Geisteswissenschaftliche Positionen zur „digitalen Wissensrevolution“

Das geschichtswissenschaftliche Online Journal Zeitenblicke befasst sich in der letzten Ausgabe mit der neuen Praxis digitaler Medien in den und für die Geisteswissenschaften.

Das Stichwort ‚Medien‘ hat viele Facetten.
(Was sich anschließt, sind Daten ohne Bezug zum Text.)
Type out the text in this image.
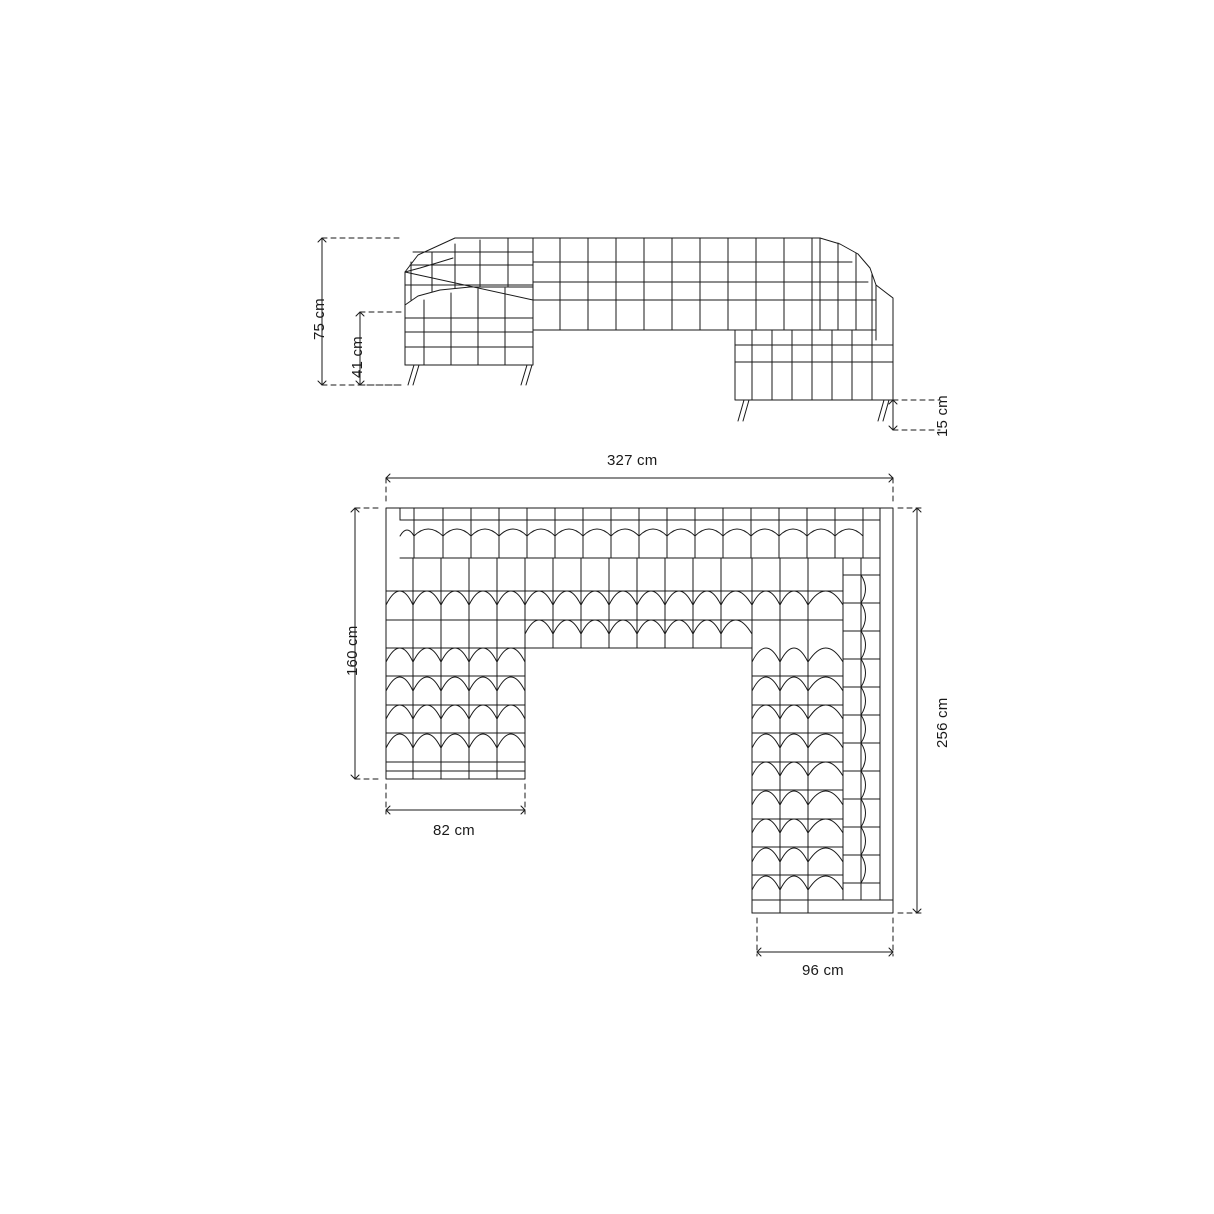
75 cm
41 cm
15 cm
327 cm
160 cm
256 cm
82 cm
96 cm
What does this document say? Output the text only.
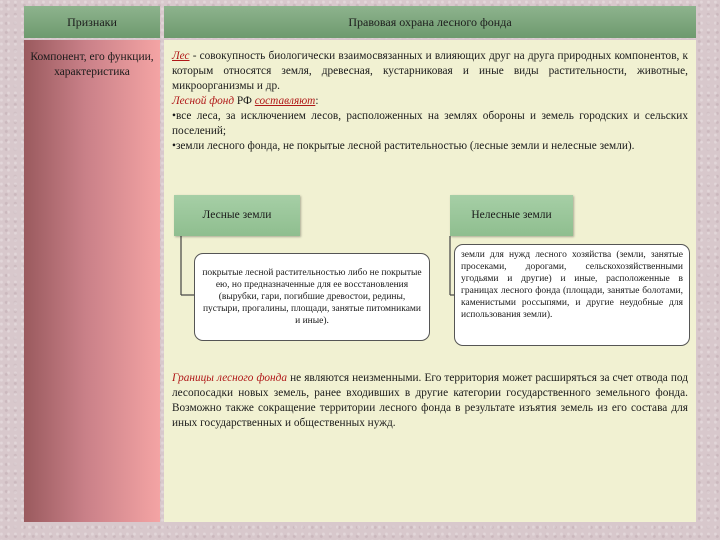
Признаки	Правовая охрана лесного фонда
Компонент, его функции, характеристика

Лес - совокупность биологически взаимосвязанных и влияющих друг на друга природных компонентов, к которым относятся земля, древесная, кустарниковая и иные виды растительности, животные, микроорганизмы и др.

Лесной фонд РФ составляют:

•все леса, за исключением лесов, расположенных на землях обороны и земель городских и сельских поселений;

•земли лесного фонда, не покрытые лесной растительностью (лесные земли и нелесные земли).

Лесные земли	Нелесные земли
покрытые лесной растительностью либо не покрытые ею, но предназначенные для ее восстановления (вырубки, гари, погибшие древостои, редины, пустыри, прогалины, площади, занятые питомниками и иные).
земли для нужд лесного хозяйства (земли, занятые просеками, дорогами, сельскохозяйственными угодьями и другие) и иные, расположенные в границах лесного фонда (площади, занятые болотами, каменистыми россыпями, и другие неудобные для использования земли).

Границы лесного фонда не являются неизменными. Его территория может расширяться за счет отвода под лесопосадки новых земель, ранее входивших в другие категории государственного земельного фонда. Возможно также сокращение территории лесного фонда в результате изъятия земель из его состава для иных государственных и общественных нужд.
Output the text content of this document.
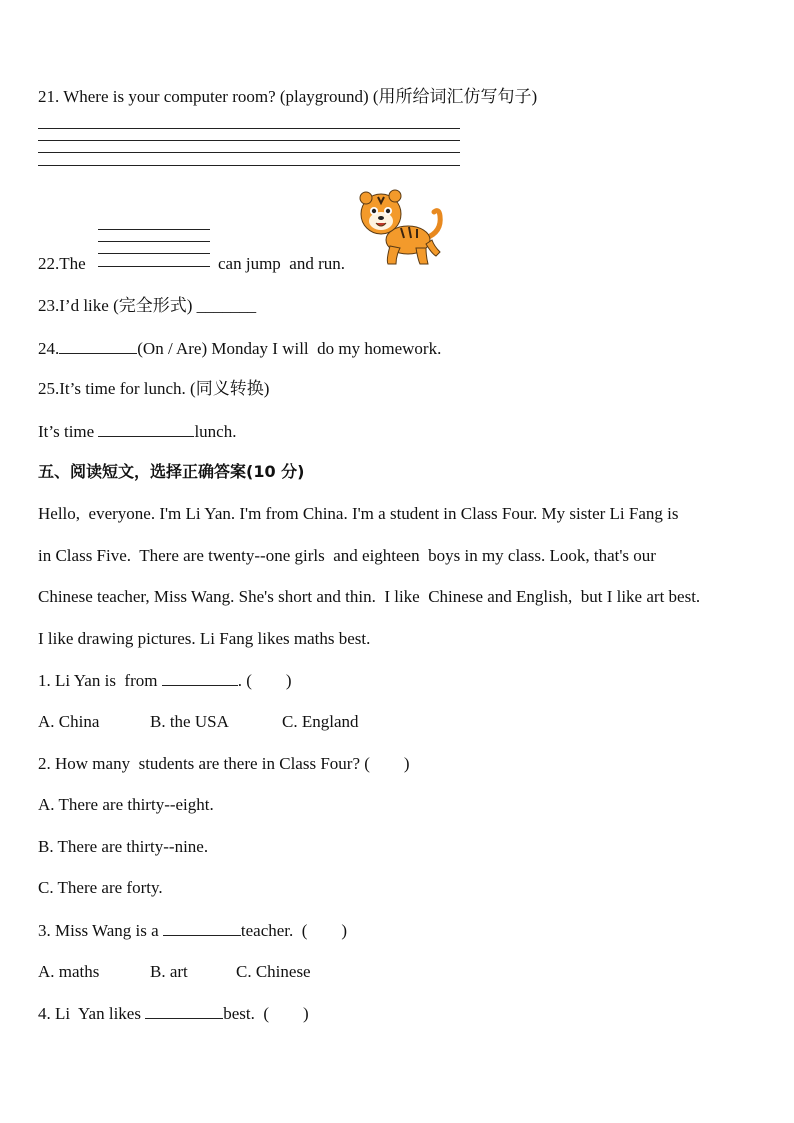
21. Where is your computer room? (playground) (用所给词汇仿写句子)
22.The	can jump  and run.
23.I’d like (完全形式) _______
24.	(On / Are) Monday I will  do my homework.
25.It’s time for lunch. (同义转换)
It’s time	lunch.
五、阅读短文，选择正确答案(10 分)
Hello,  everyone. I'm Li Yan. I'm from China. I'm a student in Class Four. My sister Li Fang is
in Class Five.  There are twenty--one girls  and eighteen  boys in my class. Look, that's our
Chinese teacher, Miss Wang. She's short and thin.  I like  Chinese and English,  but I like art best.
I like drawing pictures. Li Fang likes maths best.
1. Li Yan is  from	. (        )
A. China	B. the USA	C. England
2. How many  students are there in Class Four? (        )
A. There are thirty--eight.
B. There are thirty--nine.
C. There are forty.
3. Miss Wang is a	teacher.  (        )
A. maths	B. art	C. Chinese
4. Li  Yan likes	best.  (        )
Neben der theoretischen Reflexion über die Entwicklung moderner Mediengesellschaften und die Folgen des medialen Umbruchs hat sich in den vergangenen Jahren ein ganz praktischer Umgang mit den digitalen Medien entwickelt, der für unsere traditionellen geisteswissenschaftlichen Produktions- und Rezeptionsgewohnheiten nicht ohne Folgen geblieben ist.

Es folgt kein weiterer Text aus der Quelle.